Notre Dame des Trois joies, icône sur tilleul, 20 x 20 cm, 2021

En 2017, alors que je parlais avec Maëlle, une de mes chères petites nièces, de son travail au CICR (Comité International de la Croix-Rouge), elle m’a raconté l’histoire de cette icône « pour les disparus ». J’ai aussitôt pensé à notre ami Père Paolo et à tant d’autres, et gardé le projet en tête… Il a fallu attendre quelques années ! En cet Avent de Noël 2021, au coeur de toutes les folles nouvelles du monde, je n’avais qu’une idée : m’arrêter sur cette icône.

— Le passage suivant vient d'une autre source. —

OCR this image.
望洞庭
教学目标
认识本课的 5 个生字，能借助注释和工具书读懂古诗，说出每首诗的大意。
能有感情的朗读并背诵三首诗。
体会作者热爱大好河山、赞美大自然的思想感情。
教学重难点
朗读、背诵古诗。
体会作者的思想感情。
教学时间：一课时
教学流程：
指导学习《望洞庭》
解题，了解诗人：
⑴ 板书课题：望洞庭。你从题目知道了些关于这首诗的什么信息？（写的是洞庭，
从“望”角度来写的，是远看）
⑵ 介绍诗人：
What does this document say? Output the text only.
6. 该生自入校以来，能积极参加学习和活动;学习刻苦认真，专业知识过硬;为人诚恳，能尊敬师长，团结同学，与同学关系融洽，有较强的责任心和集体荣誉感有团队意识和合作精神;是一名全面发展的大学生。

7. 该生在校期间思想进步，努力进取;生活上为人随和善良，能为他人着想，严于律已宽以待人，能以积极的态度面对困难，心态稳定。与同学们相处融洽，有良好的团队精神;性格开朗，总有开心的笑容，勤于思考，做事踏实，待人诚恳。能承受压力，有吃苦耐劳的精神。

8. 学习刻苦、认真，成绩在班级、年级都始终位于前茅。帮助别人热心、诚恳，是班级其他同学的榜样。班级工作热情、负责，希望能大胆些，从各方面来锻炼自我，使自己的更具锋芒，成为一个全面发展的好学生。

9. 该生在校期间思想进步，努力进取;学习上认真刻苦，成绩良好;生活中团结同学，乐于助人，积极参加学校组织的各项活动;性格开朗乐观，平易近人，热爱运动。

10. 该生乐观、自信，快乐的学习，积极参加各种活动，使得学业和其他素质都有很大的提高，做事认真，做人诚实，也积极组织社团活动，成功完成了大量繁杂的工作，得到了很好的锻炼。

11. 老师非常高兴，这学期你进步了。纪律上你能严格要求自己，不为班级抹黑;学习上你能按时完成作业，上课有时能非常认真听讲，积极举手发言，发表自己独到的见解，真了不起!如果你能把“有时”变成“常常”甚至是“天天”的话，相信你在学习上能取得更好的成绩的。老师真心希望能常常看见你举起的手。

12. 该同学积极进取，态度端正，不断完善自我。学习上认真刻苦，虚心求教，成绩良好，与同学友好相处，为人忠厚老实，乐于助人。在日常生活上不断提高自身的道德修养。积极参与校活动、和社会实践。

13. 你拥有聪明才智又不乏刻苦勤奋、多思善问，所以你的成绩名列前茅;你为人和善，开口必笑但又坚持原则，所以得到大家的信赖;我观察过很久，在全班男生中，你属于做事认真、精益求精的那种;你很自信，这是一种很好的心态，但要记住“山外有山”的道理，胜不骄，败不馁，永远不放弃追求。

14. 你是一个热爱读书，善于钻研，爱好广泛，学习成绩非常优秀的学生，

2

Maëlle était donc en mission en Géorgie en 2017. Une question très vive se posait dans ce pays chrétien : comment prier pour les proches disparus, sans savoir s’ils sont encore en vie ou non. On le sait, au début de l’office orthodoxe, on écrit sur un petit papier le nom des personnes qu’on remet spécialement aux prières. On parle de « diptyques », car une colonne est réservée aux vivants, et une autre aux défunts. De la même façon, on allume des bougies devant les icônes, pour les vivants ou pour les défunts. Mais comment faire quand on ne sait pas si la personne concernée est encore de ce monde ? Et comment ne pas blesser sa mémoire si elle est encore vivante quelque part et qu’on l’imagine disparue à jamais ? Participer aux liturgies et se trouver dans cette situation de dilemme accentuait la souffrance de nombreux fidèles. C’est ainsi qu’a été créée spécialement une icône pour les personnes disparues en concertation avec l’Église en Géorgie. Elle s’appuie sur un modèle existant au préalable : Notre Dame des trois joies considérée comme la protectrice des personnes disparues.

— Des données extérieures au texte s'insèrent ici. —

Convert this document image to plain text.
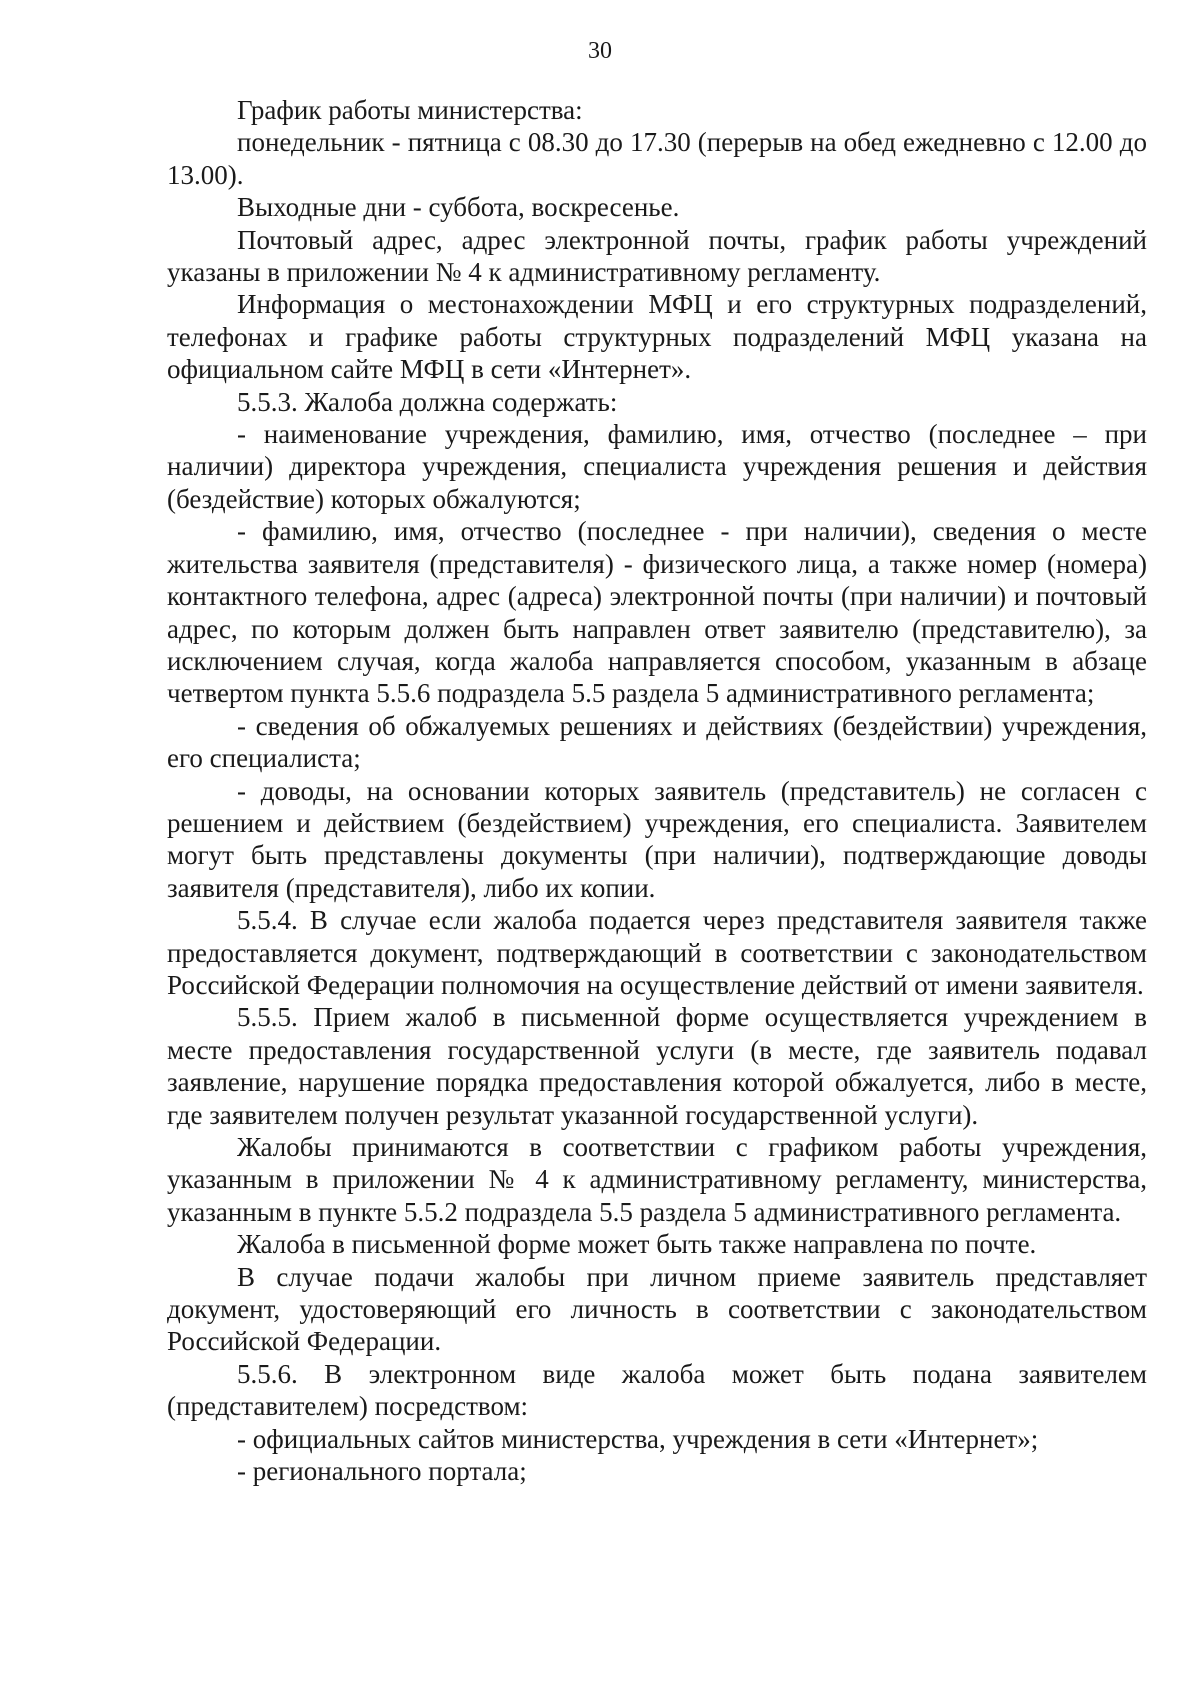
30

График работы министерства:

понедельник - пятница с 08.30 до 17.30 (перерыв на обед ежедневно с 12.00 до 13.00).

Выходные дни - суббота, воскресенье.

Почтовый адрес, адрес электронной почты, график работы учреждений указаны в приложении № 4 к административному регламенту.

Информация о местонахождении МФЦ и его структурных подразделений, телефонах и графике работы структурных подразделений МФЦ указана на официальном сайте МФЦ в сети «Интернет».

5.5.3. Жалоба должна содержать:

- наименование учреждения, фамилию, имя, отчество (последнее – при наличии) директора учреждения, специалиста учреждения решения и действия (бездействие) которых обжалуются;

- фамилию, имя, отчество (последнее - при наличии), сведения о месте жительства заявителя (представителя) - физического лица, а также номер (номера) контактного телефона, адрес (адреса) электронной почты (при наличии) и почтовый адрес, по которым должен быть направлен ответ заявителю (представителю), за исключением случая, когда жалоба направляется способом, указанным в абзаце четвертом пункта 5.5.6 подраздела 5.5 раздела 5 административного регламента;

- сведения об обжалуемых решениях и действиях (бездействии) учреждения, его специалиста;

- доводы, на основании которых заявитель (представитель) не согласен с решением и действием (бездействием) учреждения, его специалиста. Заявителем могут быть представлены документы (при наличии), подтверждающие доводы заявителя (представителя), либо их копии.

5.5.4. В случае если жалоба подается через представителя заявителя также предоставляется документ, подтверждающий в соответствии с законодательством Российской Федерации полномочия на осуществление действий от имени заявителя.

5.5.5. Прием жалоб в письменной форме осуществляется учреждением в месте предоставления государственной услуги (в месте, где заявитель подавал заявление, нарушение порядка предоставления которой обжалуется, либо в месте, где заявителем получен результат указанной государственной услуги).

Жалобы принимаются в соответствии с графиком работы учреждения, указанным в приложении № 4 к административному регламенту, министерства, указанным в пункте 5.5.2 подраздела 5.5 раздела 5 административного регламента.

Жалоба в письменной форме может быть также направлена по почте.

В случае подачи жалобы при личном приеме заявитель представляет документ, удостоверяющий его личность в соответствии с законодательством Российской Федерации.

5.5.6. В электронном виде жалоба может быть подана заявителем (представителем) посредством:

- официальных сайтов министерства, учреждения в сети «Интернет»;

- регионального портала;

Cette icône, copie d’une autre datant du XVIIIe siècle, se trouvait, au début du XXe siècle, dans l’église de la Sainte-Trinité à Moscou : une Vierge à l’enfant avec, d’un côté saint Jean-Baptiste tout jeune, et de l’autre Joseph (comme une icône dérivée de la Sainte famille). Elle avait reçu ce nom en lien avec l’histoire d’une pauvre femme accablée de douleur. Après avoir subi trois grands malheurs, elle se mit à prier avec ferveur devant cette icône. Alors, elle vécut trois grandes joies : son mari exilé et calomnié fut innocenté, sa propriété rendue, et son fils revint de captivité.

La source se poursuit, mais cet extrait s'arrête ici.